Gidion’ un Düğümü Tiyatro
Evet dün gittiğimiz tiyatrodan size biraz bahsetmek isterim. Aslında malumunuz söz konusu sağlık şartlarında gidip gitmeme konusunda kararsızlık yaşasak da sonunda yine son bir defa gitmekte karar kıldık. Uzunca bir süre sanırım tiyatroya ve topluluk etkinliklerine ara vereceğiz. Herşeyden önce çok farklı bir konunun ele alındığını söyleyebilirim. Konu bir ilkokulda geçiyor. Aslında tiyatro çerçevesinde farklı olsa da aslında toplumsal açıdan bakarsak olumsuz sonuçlar doğurabilecek kapasitede önemli olan ve özellikle ilkokul yıllarını kapsayan, öğrencilerin birbirleri arasında zorbalık olarak adlandırdıkları durumu konu alan bir oyun.
İçinde çıkarım yapılabilecek çok yönlü düşünce yapıları da mevcut. Yanlış, aslında kimin için yanlış? Çocukta ya da genel değerlendirirsek insanda kötü olarak kabul edilen gerçekten kötü müdür yoksa yoruma açık mıdır. Belki de durumu düzeltmek için alınan kararlar aslında durumu daha da zora sokmak dışında bir sonuca bağlanmıyor?
Aslında düşünmeden yorumlananların altında daha derin ve anlaşılmaya değer sorunsallar mevcut. Çocukken bile kendini gösterebilecek farklı duygudurumları… Sadece iki karakterle, atılan tiratların yoğunluğunda fırtınalı bir duygu trafiği…
Henüz ilkokul çağında olan oğlunu kaybetmiş, nereye nefretini haykıracağını, öfkesini kimden çıkaracağını bilemeyen, çok geç bile olsa oğlunun yaşadıklarını, okul çevresini, oradaki konumunu, öğretmeninin ona olan yaklaşımını, belki de intiharına sebep olmuş olan yazının içeriğini, sevdiklerini, sevmediklerini, çocuklar arası ilişkiyi ve bu sona gelinmesinin her türlü gizli saklı kalmış nedenini anlamaya çalışan bir anne…
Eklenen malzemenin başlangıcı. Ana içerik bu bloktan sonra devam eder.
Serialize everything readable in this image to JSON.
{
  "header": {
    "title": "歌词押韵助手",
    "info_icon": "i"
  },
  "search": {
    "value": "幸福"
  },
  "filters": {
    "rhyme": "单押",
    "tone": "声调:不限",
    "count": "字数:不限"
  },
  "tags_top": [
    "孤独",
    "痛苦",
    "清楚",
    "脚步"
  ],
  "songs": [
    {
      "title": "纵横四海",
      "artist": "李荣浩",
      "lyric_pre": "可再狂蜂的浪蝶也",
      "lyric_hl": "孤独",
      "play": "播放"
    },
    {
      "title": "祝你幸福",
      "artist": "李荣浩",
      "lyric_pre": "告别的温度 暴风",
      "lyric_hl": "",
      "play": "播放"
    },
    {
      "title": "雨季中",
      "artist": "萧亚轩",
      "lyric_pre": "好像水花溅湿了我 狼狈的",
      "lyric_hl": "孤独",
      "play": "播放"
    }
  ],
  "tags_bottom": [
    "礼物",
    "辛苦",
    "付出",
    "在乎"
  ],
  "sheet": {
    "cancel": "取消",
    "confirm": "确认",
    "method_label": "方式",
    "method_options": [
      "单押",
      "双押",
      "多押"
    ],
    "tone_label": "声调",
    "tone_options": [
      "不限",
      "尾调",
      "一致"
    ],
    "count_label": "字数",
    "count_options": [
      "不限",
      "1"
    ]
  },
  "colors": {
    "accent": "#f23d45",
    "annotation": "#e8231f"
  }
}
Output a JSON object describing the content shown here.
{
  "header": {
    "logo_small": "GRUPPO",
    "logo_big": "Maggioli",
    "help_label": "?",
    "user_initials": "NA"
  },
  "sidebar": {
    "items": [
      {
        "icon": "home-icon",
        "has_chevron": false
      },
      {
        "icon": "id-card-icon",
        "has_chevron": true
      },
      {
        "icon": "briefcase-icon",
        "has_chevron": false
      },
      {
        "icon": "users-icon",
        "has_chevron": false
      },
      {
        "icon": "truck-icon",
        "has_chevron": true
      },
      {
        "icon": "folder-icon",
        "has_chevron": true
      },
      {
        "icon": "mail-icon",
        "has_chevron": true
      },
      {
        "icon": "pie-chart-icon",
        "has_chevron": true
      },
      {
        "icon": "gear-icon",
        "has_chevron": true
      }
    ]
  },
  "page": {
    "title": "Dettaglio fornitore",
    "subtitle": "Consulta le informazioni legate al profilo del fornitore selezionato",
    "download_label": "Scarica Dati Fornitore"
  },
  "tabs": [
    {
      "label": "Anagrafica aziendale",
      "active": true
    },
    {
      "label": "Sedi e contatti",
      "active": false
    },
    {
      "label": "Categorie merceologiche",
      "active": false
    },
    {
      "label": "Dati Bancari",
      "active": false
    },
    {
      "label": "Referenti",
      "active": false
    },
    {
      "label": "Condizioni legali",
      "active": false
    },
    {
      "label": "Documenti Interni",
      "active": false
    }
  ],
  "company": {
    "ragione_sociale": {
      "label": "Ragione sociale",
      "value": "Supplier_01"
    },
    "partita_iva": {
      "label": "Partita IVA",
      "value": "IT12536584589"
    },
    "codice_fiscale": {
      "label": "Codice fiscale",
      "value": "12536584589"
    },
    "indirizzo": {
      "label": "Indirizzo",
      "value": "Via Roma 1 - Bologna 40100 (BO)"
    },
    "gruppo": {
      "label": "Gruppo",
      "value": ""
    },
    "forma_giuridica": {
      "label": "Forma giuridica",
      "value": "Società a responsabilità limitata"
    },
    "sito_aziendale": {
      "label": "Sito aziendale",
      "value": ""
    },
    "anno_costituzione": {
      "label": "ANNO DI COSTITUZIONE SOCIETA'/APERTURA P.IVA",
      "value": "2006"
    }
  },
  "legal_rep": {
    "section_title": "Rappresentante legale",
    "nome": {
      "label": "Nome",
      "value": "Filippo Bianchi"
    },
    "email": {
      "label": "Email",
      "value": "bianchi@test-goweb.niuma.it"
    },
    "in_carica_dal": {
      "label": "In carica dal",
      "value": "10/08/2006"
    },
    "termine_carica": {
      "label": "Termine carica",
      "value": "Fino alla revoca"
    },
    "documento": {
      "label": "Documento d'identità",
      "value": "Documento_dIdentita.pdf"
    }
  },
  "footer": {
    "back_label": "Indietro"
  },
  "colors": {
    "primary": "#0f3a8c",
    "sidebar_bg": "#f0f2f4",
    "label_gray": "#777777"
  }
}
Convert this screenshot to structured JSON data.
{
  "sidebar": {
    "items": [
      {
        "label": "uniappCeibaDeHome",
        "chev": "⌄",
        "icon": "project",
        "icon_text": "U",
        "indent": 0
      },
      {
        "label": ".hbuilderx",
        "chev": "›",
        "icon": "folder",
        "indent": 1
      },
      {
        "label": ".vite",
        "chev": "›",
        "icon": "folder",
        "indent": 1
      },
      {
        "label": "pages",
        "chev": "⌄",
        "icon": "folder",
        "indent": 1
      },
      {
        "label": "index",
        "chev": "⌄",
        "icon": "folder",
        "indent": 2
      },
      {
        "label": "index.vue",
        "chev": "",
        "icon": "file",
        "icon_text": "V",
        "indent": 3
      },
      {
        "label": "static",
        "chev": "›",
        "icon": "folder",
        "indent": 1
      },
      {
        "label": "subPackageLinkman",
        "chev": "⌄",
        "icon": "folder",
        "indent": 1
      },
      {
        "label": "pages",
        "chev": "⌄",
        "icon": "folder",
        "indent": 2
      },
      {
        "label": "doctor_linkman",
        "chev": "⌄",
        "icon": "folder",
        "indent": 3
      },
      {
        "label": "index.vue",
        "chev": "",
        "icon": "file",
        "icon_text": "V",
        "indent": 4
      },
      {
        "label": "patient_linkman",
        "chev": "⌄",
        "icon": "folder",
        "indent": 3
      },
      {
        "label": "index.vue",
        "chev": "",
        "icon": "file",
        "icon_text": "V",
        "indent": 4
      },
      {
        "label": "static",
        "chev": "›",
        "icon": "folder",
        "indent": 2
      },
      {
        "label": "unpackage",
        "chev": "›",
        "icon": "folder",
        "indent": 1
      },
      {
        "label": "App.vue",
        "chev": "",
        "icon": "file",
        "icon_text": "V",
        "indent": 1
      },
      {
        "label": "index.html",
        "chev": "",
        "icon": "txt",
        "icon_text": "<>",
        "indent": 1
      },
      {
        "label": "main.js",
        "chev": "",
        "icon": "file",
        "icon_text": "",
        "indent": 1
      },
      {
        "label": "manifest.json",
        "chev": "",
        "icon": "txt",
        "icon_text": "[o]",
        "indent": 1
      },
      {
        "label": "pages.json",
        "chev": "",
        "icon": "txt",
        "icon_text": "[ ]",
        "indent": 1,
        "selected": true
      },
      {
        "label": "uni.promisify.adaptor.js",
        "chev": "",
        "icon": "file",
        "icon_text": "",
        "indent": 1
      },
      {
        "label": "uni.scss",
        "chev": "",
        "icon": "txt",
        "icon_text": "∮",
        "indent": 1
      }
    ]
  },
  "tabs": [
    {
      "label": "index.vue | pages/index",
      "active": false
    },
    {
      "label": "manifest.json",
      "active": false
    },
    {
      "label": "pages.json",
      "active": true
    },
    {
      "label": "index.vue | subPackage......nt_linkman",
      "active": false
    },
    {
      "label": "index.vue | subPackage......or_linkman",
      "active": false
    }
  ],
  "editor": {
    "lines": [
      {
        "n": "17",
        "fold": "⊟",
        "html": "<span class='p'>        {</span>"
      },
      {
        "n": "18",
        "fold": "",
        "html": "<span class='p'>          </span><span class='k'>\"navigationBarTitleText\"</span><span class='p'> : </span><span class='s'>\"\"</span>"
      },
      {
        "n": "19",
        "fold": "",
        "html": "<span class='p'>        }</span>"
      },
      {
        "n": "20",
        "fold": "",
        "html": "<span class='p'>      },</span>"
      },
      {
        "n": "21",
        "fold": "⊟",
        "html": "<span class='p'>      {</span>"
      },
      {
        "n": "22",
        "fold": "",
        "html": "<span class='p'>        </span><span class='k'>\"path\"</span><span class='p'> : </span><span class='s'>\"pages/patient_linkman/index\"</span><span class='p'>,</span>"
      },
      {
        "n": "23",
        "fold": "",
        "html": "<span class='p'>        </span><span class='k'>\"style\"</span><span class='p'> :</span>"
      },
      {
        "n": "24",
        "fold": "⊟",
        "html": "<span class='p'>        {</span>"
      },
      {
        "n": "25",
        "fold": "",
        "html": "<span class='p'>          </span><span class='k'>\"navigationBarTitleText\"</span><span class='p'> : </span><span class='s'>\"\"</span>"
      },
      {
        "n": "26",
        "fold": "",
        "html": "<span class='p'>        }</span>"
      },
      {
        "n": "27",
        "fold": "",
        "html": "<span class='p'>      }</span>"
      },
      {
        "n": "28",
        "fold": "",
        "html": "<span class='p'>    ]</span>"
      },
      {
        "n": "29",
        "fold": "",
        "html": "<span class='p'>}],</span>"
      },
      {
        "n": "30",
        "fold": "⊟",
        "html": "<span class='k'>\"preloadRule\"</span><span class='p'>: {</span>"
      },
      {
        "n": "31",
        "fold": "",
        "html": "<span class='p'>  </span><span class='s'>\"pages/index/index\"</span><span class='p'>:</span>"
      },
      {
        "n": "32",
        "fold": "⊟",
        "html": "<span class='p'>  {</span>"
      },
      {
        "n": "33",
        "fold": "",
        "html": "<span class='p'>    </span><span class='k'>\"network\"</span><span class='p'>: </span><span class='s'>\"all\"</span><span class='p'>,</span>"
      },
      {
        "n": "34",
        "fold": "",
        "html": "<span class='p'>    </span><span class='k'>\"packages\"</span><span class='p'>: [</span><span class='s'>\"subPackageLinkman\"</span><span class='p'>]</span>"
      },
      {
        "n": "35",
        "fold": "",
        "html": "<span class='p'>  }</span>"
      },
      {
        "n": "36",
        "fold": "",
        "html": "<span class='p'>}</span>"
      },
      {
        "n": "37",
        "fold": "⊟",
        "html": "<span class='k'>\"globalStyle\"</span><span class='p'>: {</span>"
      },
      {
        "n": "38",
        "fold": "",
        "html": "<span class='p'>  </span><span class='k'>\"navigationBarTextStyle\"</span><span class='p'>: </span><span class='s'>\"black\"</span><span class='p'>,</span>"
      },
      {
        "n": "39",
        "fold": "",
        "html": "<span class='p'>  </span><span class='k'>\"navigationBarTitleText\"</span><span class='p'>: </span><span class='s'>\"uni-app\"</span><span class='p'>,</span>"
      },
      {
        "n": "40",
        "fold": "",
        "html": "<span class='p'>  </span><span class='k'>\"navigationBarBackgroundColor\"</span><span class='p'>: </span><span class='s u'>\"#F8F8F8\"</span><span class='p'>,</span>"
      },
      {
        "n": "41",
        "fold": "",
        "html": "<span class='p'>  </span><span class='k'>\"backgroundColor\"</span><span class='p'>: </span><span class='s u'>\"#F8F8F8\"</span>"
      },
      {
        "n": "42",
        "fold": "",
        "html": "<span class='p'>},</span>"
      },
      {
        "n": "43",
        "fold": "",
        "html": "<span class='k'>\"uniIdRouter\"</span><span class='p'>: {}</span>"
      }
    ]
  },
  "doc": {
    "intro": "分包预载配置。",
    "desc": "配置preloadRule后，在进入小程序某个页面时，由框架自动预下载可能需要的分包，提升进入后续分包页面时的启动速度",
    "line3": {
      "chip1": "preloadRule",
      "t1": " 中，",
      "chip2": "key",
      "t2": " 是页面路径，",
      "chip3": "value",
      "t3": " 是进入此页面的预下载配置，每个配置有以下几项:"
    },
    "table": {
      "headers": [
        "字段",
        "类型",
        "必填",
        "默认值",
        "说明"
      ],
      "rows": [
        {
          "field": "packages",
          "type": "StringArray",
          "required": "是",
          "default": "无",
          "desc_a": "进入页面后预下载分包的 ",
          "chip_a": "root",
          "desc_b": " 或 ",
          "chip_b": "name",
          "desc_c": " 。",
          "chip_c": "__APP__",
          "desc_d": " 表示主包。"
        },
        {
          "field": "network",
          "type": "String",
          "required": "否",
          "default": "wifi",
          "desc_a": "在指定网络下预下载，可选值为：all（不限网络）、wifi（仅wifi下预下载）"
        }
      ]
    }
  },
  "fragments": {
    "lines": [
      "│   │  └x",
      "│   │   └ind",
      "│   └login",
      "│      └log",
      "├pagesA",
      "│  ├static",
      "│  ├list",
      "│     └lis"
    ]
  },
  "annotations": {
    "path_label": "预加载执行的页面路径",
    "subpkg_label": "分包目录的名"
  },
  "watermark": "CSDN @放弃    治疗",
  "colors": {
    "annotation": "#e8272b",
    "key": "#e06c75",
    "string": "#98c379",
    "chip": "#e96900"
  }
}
Çocukları anlamaya çalışırken, kalıplaşmış doğruların gölgesinde öğrencileri korumaya ve onları bu doğrultuda eğitmeye çalışan, verdiği kararları da bu doğrultuda çizen, iyi niyetli ama kararları sorgulanabilecek bir öğretmen… Farklı olanın yanlış kabul edilmesi, çocukların tektipleştirilip hayatlarına o şekilde devam etmelerinin gerekliliği ve birbirlerinin aynı, hiçbir aykırılık taşımayan ve aynılaştırılmış bireylerin varlığının yararsızlığı eleştiriler arasında diyebiliriz. Farklı fikirlerin, farklı kaleme alınmış yazıların, farklı renklerde çizilmiş resimlerin aslında hayatı güzelleştirdiği ve zenginleştirdiği öngörülebilir. Bu durumda herkesi tektipleştirmeden farklıyı çoğaltıp hayatı zenginleştirmek çok daha verimli olacaktır.
Konuyu bu doğrultuda ele alınca aslında eğitim sistemine olan inceden eleştiriyi de görmemek imkansızlaşıyor.
Her kayıp geride kalanın kalbinin kapalı olan bir bölümünü açar derler. Oyun, son sahnede yitirilmek üzere olan on beş senelik arkadaş olmuş masum bir kediden de söz edince dokunmadığı kalp bırakmamış oldu. Oyun bitince gözyaşlarını tutamayan çok kişi gördüm.
Yalnız bu defa geçen sefer aksini görüp gerçekten çok üzüldüğüm ayakta alkışlama konusunda insanların daha ılımlı olduğunu görüp rahatladım. Salonda, oyundan sonra ayakta alkışlayan daha fazla insan vardı. Bu da tiyatrocuların görmekten en keyif aldıkları hatta hakları olan görüntüyü görmüş oldukları anlamına geliyor ki bu gerçekten sevindirici ve insanlarla alakalı umut verici.